Banks posted a combined net income of 67.6 billion ($ million) forint last year, compared with a loss of 173.5 billion forint in 2012 and a loss of 288.7 billion forint a year earlier, according to data published by the central bank on its website today. The ratio of non-performing household loans rose to 18.7 percent by the end of 2013 from 18.4 percent at the end of September, the data showed.
Prime Minister Viktor Orban, preparing for elections on April 6, levied Europe’s highest bank tax and introduced a financial transaction tax as he sought to keep the country’s budget deficit below a European Union threshold of 3 percent of economic output. Banks were forced to swallow $1.7 billion in losses on the early repayment of some foreign-currency mortgages at below-market exchange rates in 2011.
Of the total, 131 financial institutions reported a profit in 2013 while 40 were unprofitable, according to the central bank. The industry’s return on equity, a closely watched gauge of profitability, rose to 4.6 percent in 2013 from minus 3.2 percent a year earlier.
Fees and commissions soared an annual 54.2 percent last year, mainly boosted by banks’ practice of passing on the financial transaction tax to customers, the central bank said.
OTP Bank Nyrt., the country’s largest lender, competes with mostly foreign-owned banks including Erste Group Bank AG, UniCredit SpA, KBC Groep NV, Intesa SanPaolo SpA and Raiffeisen Bank International AG.
Orban, pledged last year to phase out foreign-currency mortgages and urged courts to “take the side of the people” and help borrowers struggling to repay mostly Swiss franc-based loans following a drop in the forint.
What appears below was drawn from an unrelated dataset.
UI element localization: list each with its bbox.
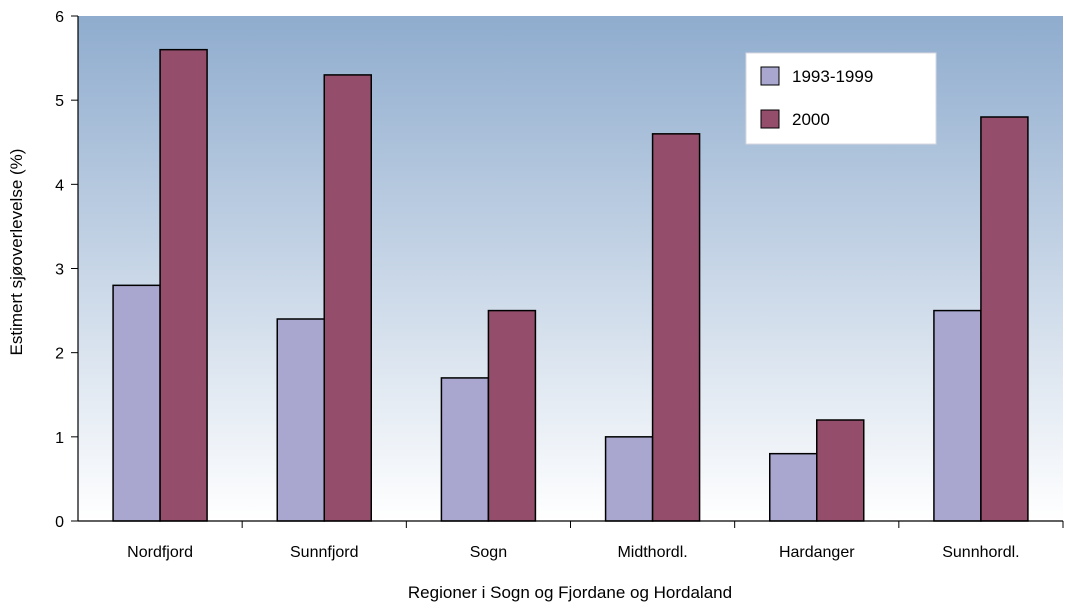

The supreme court in December rejected a blanket invalidation of the loans while the constitutional court, at the government’s request, is examining the constitutionality of foreign-currency loans and whether lawmakers can retroactively amend loan terms.
The court, which debates the issue at a session today, may issue a verdict “soon,” Secretary General Botond Bitskey told daily Magyar Nemzet.